The following formula will automatically calculate the percent change between 2008-2009:

=(E4-D4)/D4

But that displays a plain old integer, not a percent. Select the cell you just created and click the “%” button to display the calculation as a percent. You should see Jimi’s percent change from 2008 to 2009 displayed as “-1.41%”.

Complete the percent change for each of the other years (2009-2010, 2010-2011, and 2011-2012). Remember to please excuse your dear Aunt Sally by putting parentheses around the cells you are subtracting. Your table should look like this when finished:

I bolded the percent changes and colored the decreases with red font to make it look fancier. Small details like this will make your data jump right off the page and sing to you!

Although the increase from 2009-2010 and 2010-2011 were the same 11 points, 2009-2010 had a slightly higher percent increase proving that Jimi’s performance was more impressive that year. Equally 2008-2009 and 2011-2012 had scores that fell by the same 7 points, but 2008-2009 was a more dramatic decrease.

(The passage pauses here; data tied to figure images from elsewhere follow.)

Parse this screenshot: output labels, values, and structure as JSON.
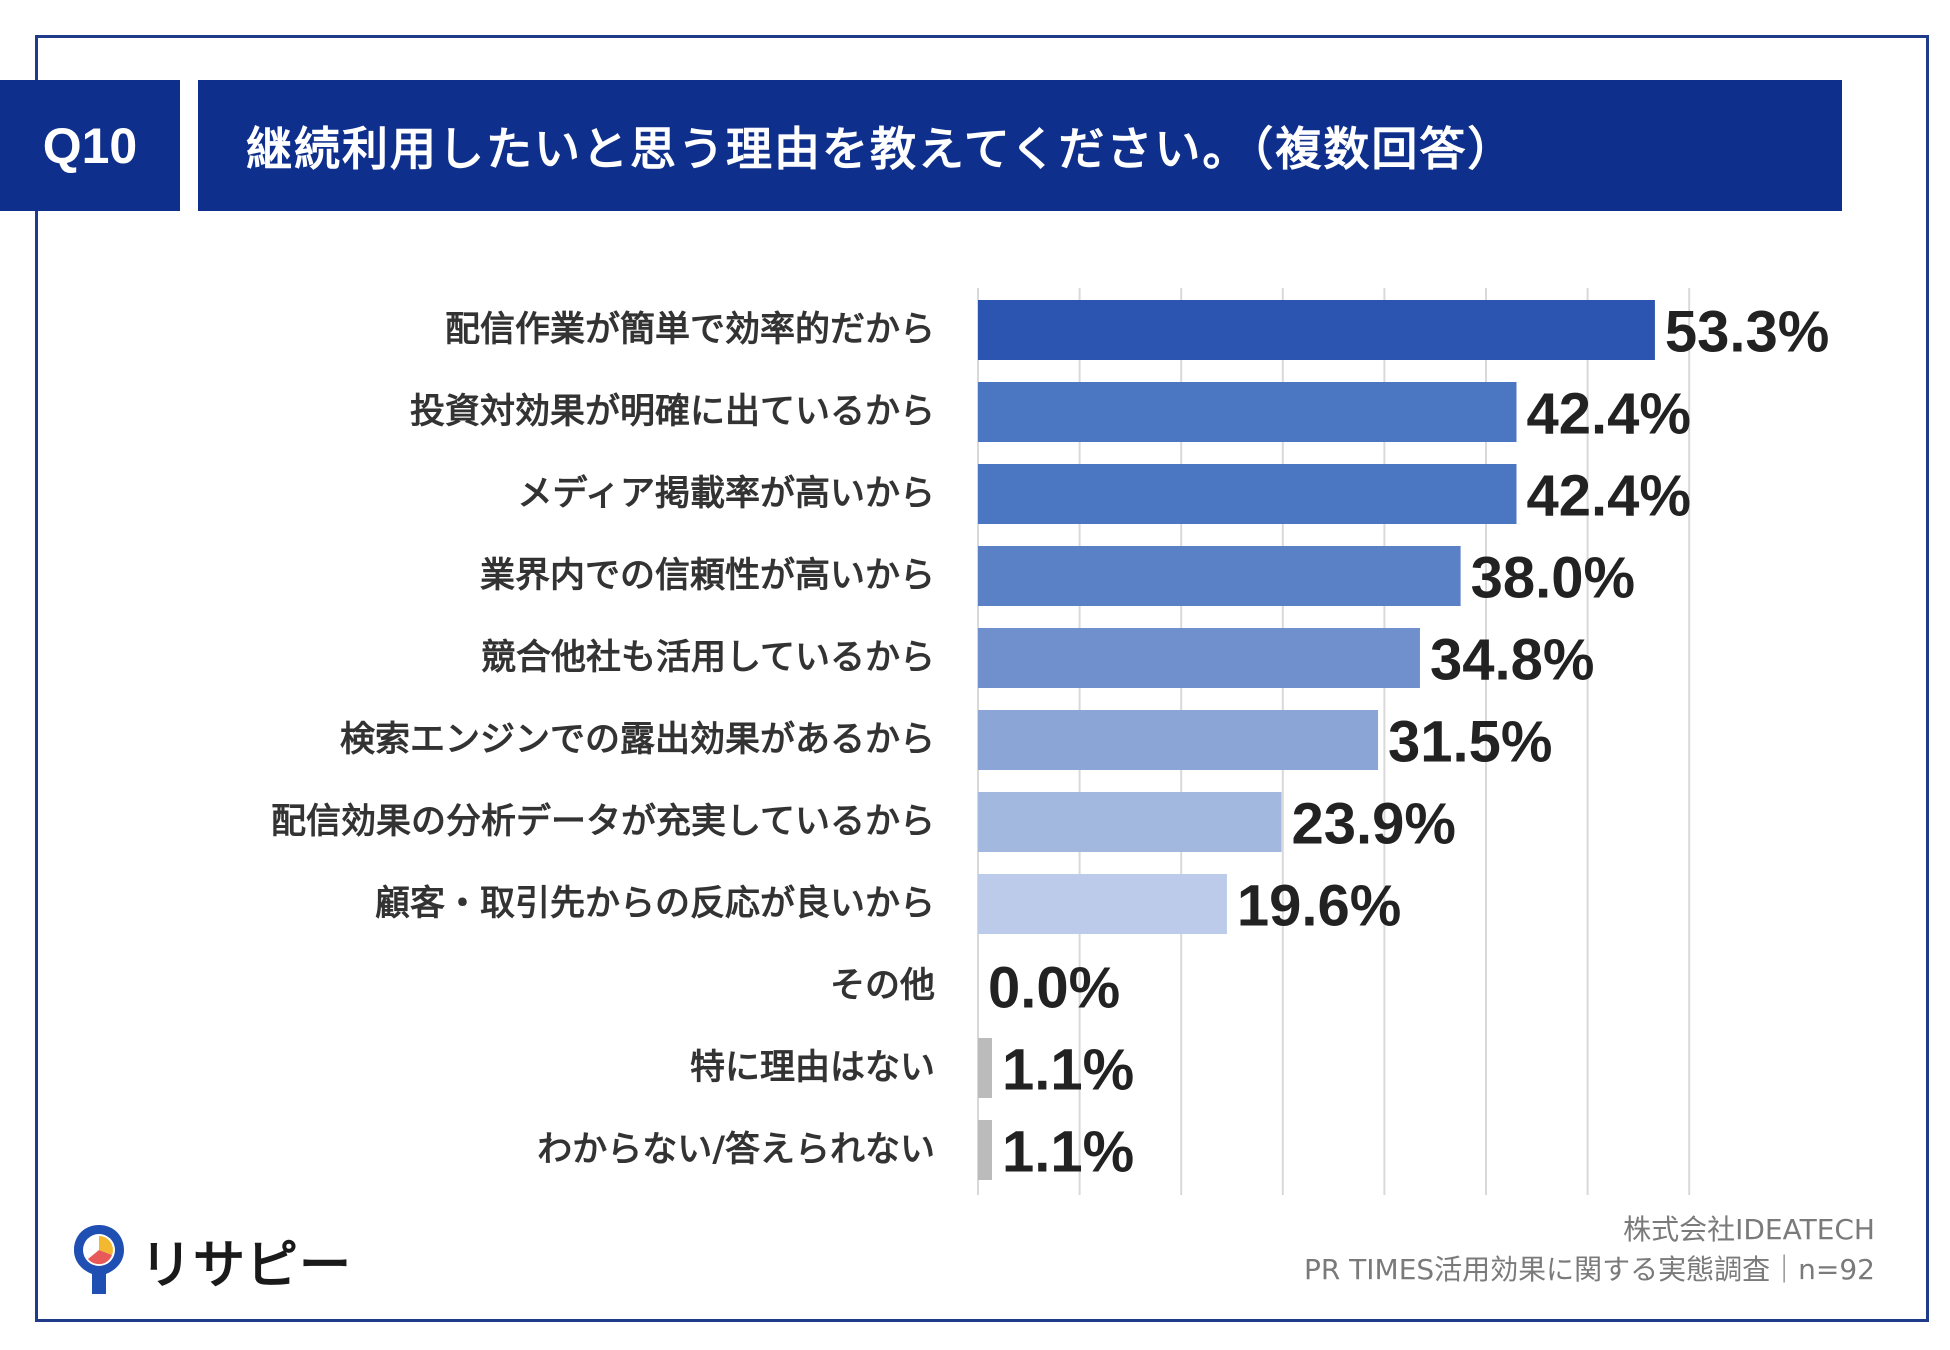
{
  "header": {
    "question_no": "Q10",
    "title": "継続利用したいと思う理由を教えてください。（複数回答）"
  },
  "chart_data": {
    "type": "bar",
    "orientation": "horizontal",
    "categories": [
      "配信作業が簡単で効率的だから",
      "投資対効果が明確に出ているから",
      "メディア掲載率が高いから",
      "業界内での信頼性が高いから",
      "競合他社も活用しているから",
      "検索エンジンでの露出効果があるから",
      "配信効果の分析データが充実しているから",
      "顧客・取引先からの反応が良いから",
      "その他",
      "特に理由はない",
      "わからない/答えられない"
    ],
    "values": [
      53.3,
      42.4,
      42.4,
      38.0,
      34.8,
      31.5,
      23.9,
      19.6,
      0.0,
      1.1,
      1.1
    ],
    "value_labels": [
      "53.3%",
      "42.4%",
      "42.4%",
      "38.0%",
      "34.8%",
      "31.5%",
      "23.9%",
      "19.6%",
      "0.0%",
      "1.1%",
      "1.1%"
    ],
    "xlim": [
      0,
      60
    ],
    "grid": true,
    "colors": [
      "#2b55b0",
      "#4b76c2",
      "#4b76c2",
      "#5a80c6",
      "#6f90cc",
      "#8aa5d6",
      "#a3b8df",
      "#bccbea",
      "#bbbbbb",
      "#bbbbbb",
      "#bbbbbb"
    ]
  },
  "footer": {
    "company": "株式会社IDEATECH",
    "survey": "PR TIMES活用効果に関する実態調査｜n=92"
  },
  "brand": {
    "name": "リサピー",
    "logo_icon": "map-pin-icon",
    "logo_colors": [
      "#1f4fb3",
      "#f2b830",
      "#e85a5a"
    ]
  }
}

Finally, let’s practice graphing this data again. Remember, practice makes us perfect people (and hopefully better at graphing)!

## #Takeaways

- Longitudinal data is amazing for showing student growth over time. Tweet

- Percent change is the best way to describe change in performance. Tweet

- Unleash the calculators within a spreadsheet. Start the cell with the “=” sign! Tweet

## Geeky Extensions

Instead of retyping the percent increase or decrease formula into each individual cell, you can tell the spreadsheet to read your mind. Place your mouse icon on the bottom right corner of the cell until a black cross appears. Next, drag the mouse to the adjacent cells. The spreadsheet will automatically copy your formulas. It’s like a digital Tarot Card reader!